As the cold intensifies, thousands of Britons turn to products to ease congestion, aches, and other flu-like symptoms.
Much of the medication aimed at easing colds, allergy, sinusitis which can often be found combined with non-steroidal anti-inflammatory drugs such as ibuprofen and paracetamol.
One of the main ingredients found in these pills is decongestants.
The NHS explains: “Decongestants are a type of medicine that can provide short-term relief for a blocked or study nose (nasal congestion).
“They can help ease the symptoms of conditions such as cold and flu, hay fever and other allergic reactions, catarrh and sinusitis.”
When someone has a cold, their nose often becomes congested because the body sends extra blood to this area.
This causes blood vessels and neighbouring tissue to swell.
Decongestants are added to drugs to target congestion by reversing this process inside the blood vessels.
But the drugs target the vessels in the entire body, not just those in the nose.
Mr Kanini explained: “[Decongestants] relieve stuffiness and nasal congestion but can cause an increase in blood pressure.

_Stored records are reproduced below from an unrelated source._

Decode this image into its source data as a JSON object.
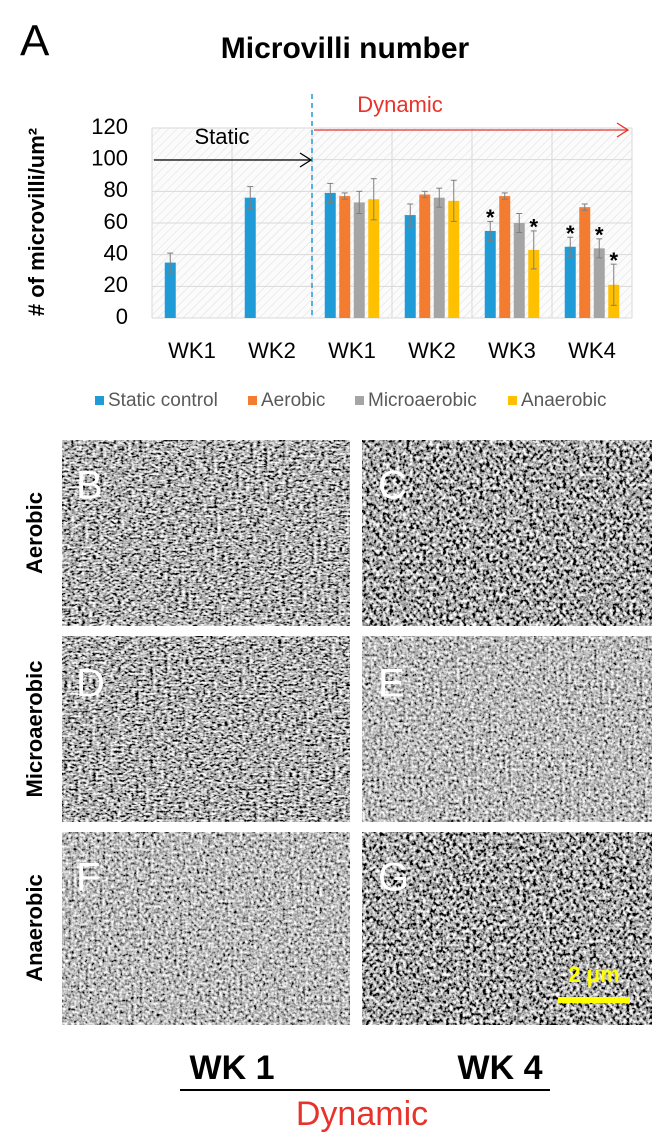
{
  "panel_label": "A",
  "chart_data": {
    "type": "bar",
    "title": "Microvilli number",
    "y_label": "# of microvilli/um²",
    "categories": [
      "WK1",
      "WK2",
      "WK1",
      "WK2",
      "WK3",
      "WK4"
    ],
    "series": [
      {
        "name": "Static control",
        "color": "#1f9bd7",
        "values": [
          35,
          76,
          79,
          65,
          55,
          45
        ],
        "errors": [
          6,
          7,
          6,
          7,
          6,
          6
        ],
        "significance": [
          null,
          null,
          null,
          null,
          "*",
          "*"
        ]
      },
      {
        "name": "Aerobic",
        "color": "#f47c30",
        "values": [
          null,
          null,
          77,
          78,
          77,
          70
        ],
        "errors": [
          null,
          null,
          2,
          2,
          2,
          2
        ],
        "significance": [
          null,
          null,
          null,
          null,
          null,
          null
        ]
      },
      {
        "name": "Microaerobic",
        "color": "#a5a5a5",
        "values": [
          null,
          null,
          73,
          76,
          60,
          44
        ],
        "errors": [
          null,
          null,
          7,
          6,
          6,
          6
        ],
        "significance": [
          null,
          null,
          null,
          null,
          null,
          "*"
        ]
      },
      {
        "name": "Anaerobic",
        "color": "#ffc000",
        "values": [
          null,
          null,
          75,
          74,
          43,
          21
        ],
        "errors": [
          null,
          null,
          13,
          13,
          12,
          13
        ],
        "significance": [
          null,
          null,
          null,
          null,
          "*",
          "*"
        ]
      }
    ],
    "ylim": [
      0,
      120
    ],
    "yticks": [
      0,
      20,
      40,
      60,
      80,
      100,
      120
    ],
    "grid": true,
    "annotations": [
      "Static",
      "Dynamic"
    ]
  },
  "images": {
    "panels": [
      "B",
      "C",
      "D",
      "E",
      "F",
      "G"
    ],
    "row_labels": [
      "Aerobic",
      "Microaerobic",
      "Anaerobic"
    ],
    "column_labels": [
      "WK 1",
      "WK 4"
    ],
    "column_group": "Dynamic",
    "scale_bar": "2 μm"
  }
}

“Decongestants contained in over the counter products used for cold and flu include pseudoephedrine, ephedrine, xylometazoline and oxymetazoline.
“These ingredients reduce inflammation in the nasal passage and provide relief by narrowing the blood vessels.
“You will find these ingredients in most over-the-counter products for cold and flu.”
Physicians also recommend staying alert to products that contain multiple drugs to treat numerous ailments like fever, cough or sore throat.
By causing the vessels throughout the body to constrict, these drugs could be particularly harmful to individuals with hypertension.
Harvard Health adds: “Decongestants are also stimulants, which can increase your heart rates or cause anxiety or insomnia.”